Their marketing collateral for their XDR display shows it with some code on the screen. The notion that either the display or the Mac Pro itself makes any sense for a developer is laughable.
you don’t buy a $6k base machine to swap the os to linux, the entire reason to buy a mac is macos. also there’s a lot of us who still don’t trust AMD procs. I personally don’t as the only CPU I’ve ever had burn up was a bulldozer while transcoding. I’ve never even had the slightest problem with Intel procs so until AMD somehow reproves themselves to me without me spending a dime (which obviously will never happen) I don’t even consider them when speccing out a new machine
K8s is kubernetes, Linux containers. If you want to run it on macOS or Windows it runs inside a Linux VM. You might as well buy a Linux computer and SSH into it from your Mac, is the point.
yes i’m fully aware of what kubernetes is. and your point is exactly mine, don’t buy a mac with the intent to run linux on it so thanks for confirming that for me
Apple enthusiasts buy Macbook Pros or iMacs. There’s nothing wrong with integrated displays. In fact, it saves on a ton of cable mess, and they are usually worlds better than what you would plug a computer into anyway.
There's everything wrong with integrated displays. You can't use it for dual displays. You can't upgrade the display withhout upgrading the computer. And if you get a bad case of stuck pixels, you need to carry the thing to a mall and pay out the behind for a replacement panel which requires complex surgery on the device.
I've always wanted a tower mac but the new Mac Pro is not the machine for me.

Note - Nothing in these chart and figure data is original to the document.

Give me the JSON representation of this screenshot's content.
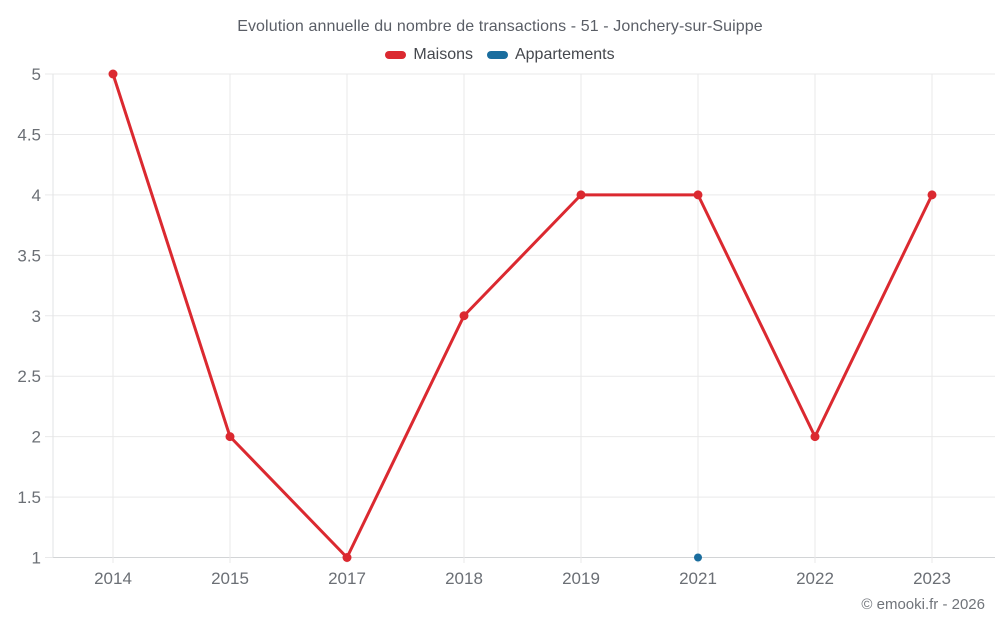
{
  "page": {
    "copyright": "© emooki.fr - 2026"
  },
  "chart_data": {
    "type": "line",
    "title": "Evolution annuelle du nombre de transactions - 51 - Jonchery-sur-Suippe",
    "categories": [
      "2014",
      "2015",
      "2017",
      "2018",
      "2019",
      "2021",
      "2022",
      "2023"
    ],
    "series": [
      {
        "name": "Maisons",
        "color": "#db2930",
        "values": [
          5,
          2,
          1,
          3,
          4,
          4,
          2,
          4
        ],
        "line_width": 3,
        "marker_radius": 4.5
      },
      {
        "name": "Appartements",
        "color": "#1a6d9e",
        "values": [
          null,
          null,
          null,
          null,
          null,
          1,
          null,
          null
        ],
        "line_width": 3,
        "marker_radius": 4
      }
    ],
    "yticks": [
      1,
      1.5,
      2,
      2.5,
      3,
      3.5,
      4,
      4.5,
      5
    ],
    "ylim": [
      1,
      5
    ],
    "xlabel": "",
    "ylabel": "",
    "grid": true,
    "legend_position": "top",
    "colors": {
      "grid": "#e9e9ea",
      "baseline": "#d2d4d6",
      "axis_line": "#e2e3e4",
      "axis_label": "#6b6f75",
      "title": "#5a5e66"
    }
  }
}
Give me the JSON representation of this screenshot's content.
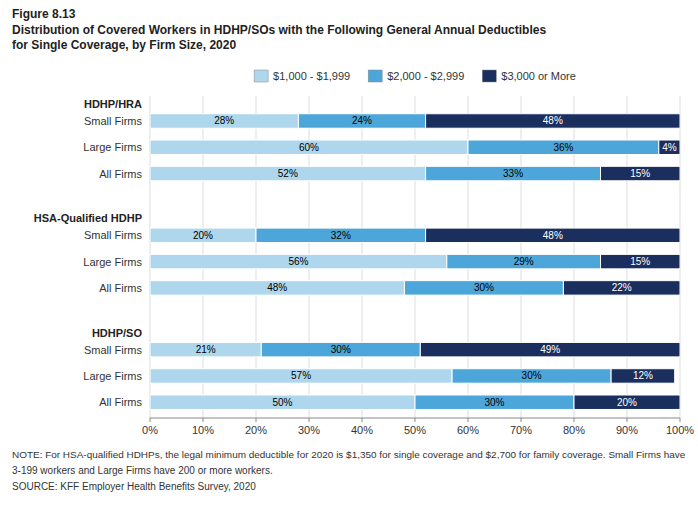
{
  "chart_data": {
    "type": "bar",
    "orientation": "horizontal",
    "stacked": true,
    "title": "Figure 8.13",
    "subtitle": [
      "Distribution of Covered Workers in HDHP/SOs with the Following General Annual Deductibles",
      "for Single Coverage, by Firm Size, 2020"
    ],
    "groups": [
      "HDHP/HRA",
      "HSA-Qualified HDHP",
      "HDHP/SO"
    ],
    "categories": [
      "Small Firms",
      "Large Firms",
      "All Firms",
      "Small Firms",
      "Large Firms",
      "All Firms",
      "Small Firms",
      "Large Firms",
      "All Firms"
    ],
    "series": [
      {
        "name": "$1,000 - $1,999",
        "color": "#aed6ed",
        "values": [
          28,
          60,
          52,
          20,
          56,
          48,
          21,
          57,
          50
        ],
        "value_labels": [
          "28%",
          "60%",
          "52%",
          "20%",
          "56%",
          "48%",
          "21%",
          "57%",
          "50%"
        ]
      },
      {
        "name": "$2,000 - $2,999",
        "color": "#4da6d9",
        "values": [
          24,
          36,
          33,
          32,
          29,
          30,
          30,
          30,
          30
        ],
        "value_labels": [
          "24%",
          "36%",
          "33%",
          "32%",
          "29%",
          "30%",
          "30%",
          "30%",
          "30%"
        ]
      },
      {
        "name": "$3,000 or More",
        "color": "#1a2f5e",
        "values": [
          48,
          4,
          15,
          48,
          15,
          22,
          49,
          12,
          20
        ],
        "value_labels": [
          "48%",
          "4%",
          "15%",
          "48%",
          "15%",
          "22%",
          "49%",
          "12%",
          "20%"
        ]
      }
    ],
    "xlim": [
      0,
      100
    ],
    "xticks": [
      {
        "value": 0,
        "label": "0%"
      },
      {
        "value": 10,
        "label": "10%"
      },
      {
        "value": 20,
        "label": "20%"
      },
      {
        "value": 30,
        "label": "30%"
      },
      {
        "value": 40,
        "label": "40%"
      },
      {
        "value": 50,
        "label": "50%"
      },
      {
        "value": 60,
        "label": "60%"
      },
      {
        "value": 70,
        "label": "70%"
      },
      {
        "value": 80,
        "label": "80%"
      },
      {
        "value": 90,
        "label": "90%"
      },
      {
        "value": 100,
        "label": "100%"
      }
    ],
    "grid": true,
    "legend": "top",
    "data_labels": true,
    "annotations": [
      "NOTE:  For HSA-qualified HDHPs, the legal minimum deductible for 2020 is $1,350 for single coverage and $2,700 for family coverage. Small Firms have",
      "3-199 workers and Large Firms have 200 or more workers.",
      "SOURCE:  KFF Employer Health Benefits Survey, 2020"
    ]
  }
}
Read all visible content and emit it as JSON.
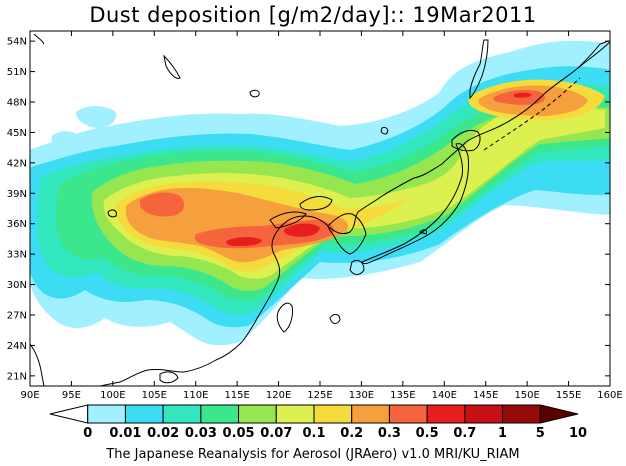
{
  "title": "Dust deposition [g/m2/day]:: 19Mar2011",
  "credit": "The Japanese Reanalysis for Aerosol (JRAero) v1.0 MRI/KU_RIAM",
  "map": {
    "lon_range": [
      90,
      160
    ],
    "lat_range": [
      20,
      55
    ],
    "lon_ticks": [
      "90E",
      "95E",
      "100E",
      "105E",
      "110E",
      "115E",
      "120E",
      "125E",
      "130E",
      "135E",
      "140E",
      "145E",
      "150E",
      "155E",
      "160E"
    ],
    "lat_ticks": [
      "54N",
      "51N",
      "48N",
      "45N",
      "42N",
      "39N",
      "36N",
      "33N",
      "30N",
      "27N",
      "24N",
      "21N"
    ]
  },
  "legend": {
    "labels": [
      "0",
      "0.01",
      "0.02",
      "0.03",
      "0.05",
      "0.07",
      "0.1",
      "0.2",
      "0.3",
      "0.5",
      "0.7",
      "1",
      "5",
      "10"
    ],
    "colors": [
      "#ffffff",
      "#a0f0ff",
      "#3cdcf5",
      "#32e6be",
      "#3ce68c",
      "#96e650",
      "#dcf050",
      "#f5dc3c",
      "#f5a03c",
      "#f5643c",
      "#e61e1e",
      "#c80f14",
      "#960a0a",
      "#5a0000"
    ]
  },
  "colors": {
    "level_01": "#a0f0ff",
    "level_02": "#3cdcf5",
    "level_03": "#32e6be",
    "level_05": "#3ce68c",
    "level_07": "#96e650",
    "level_1": "#dcf050",
    "level_2": "#f5dc3c",
    "level_3": "#f5a03c",
    "level_5": "#f5643c",
    "level_7": "#e61e1e"
  }
}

I just want the specs of an iMac on a tower.
A couple of years ago I ended up buying an iMac 5K since I needed to upgrade my old MBP and the Apple laptop landscape was so desolate. I'm very happy with it for dev and design work but I tried to use it for music production and it's not the machine for that. Cooling is bad for anything other than short bursts. Even at 30% of sustained CPU work for audio the fans turn on and are quite annoying. I ended up building a Ryzen Windows PC which cost me as much as an i7 Mini but is even more powerful than the base Mac Pro.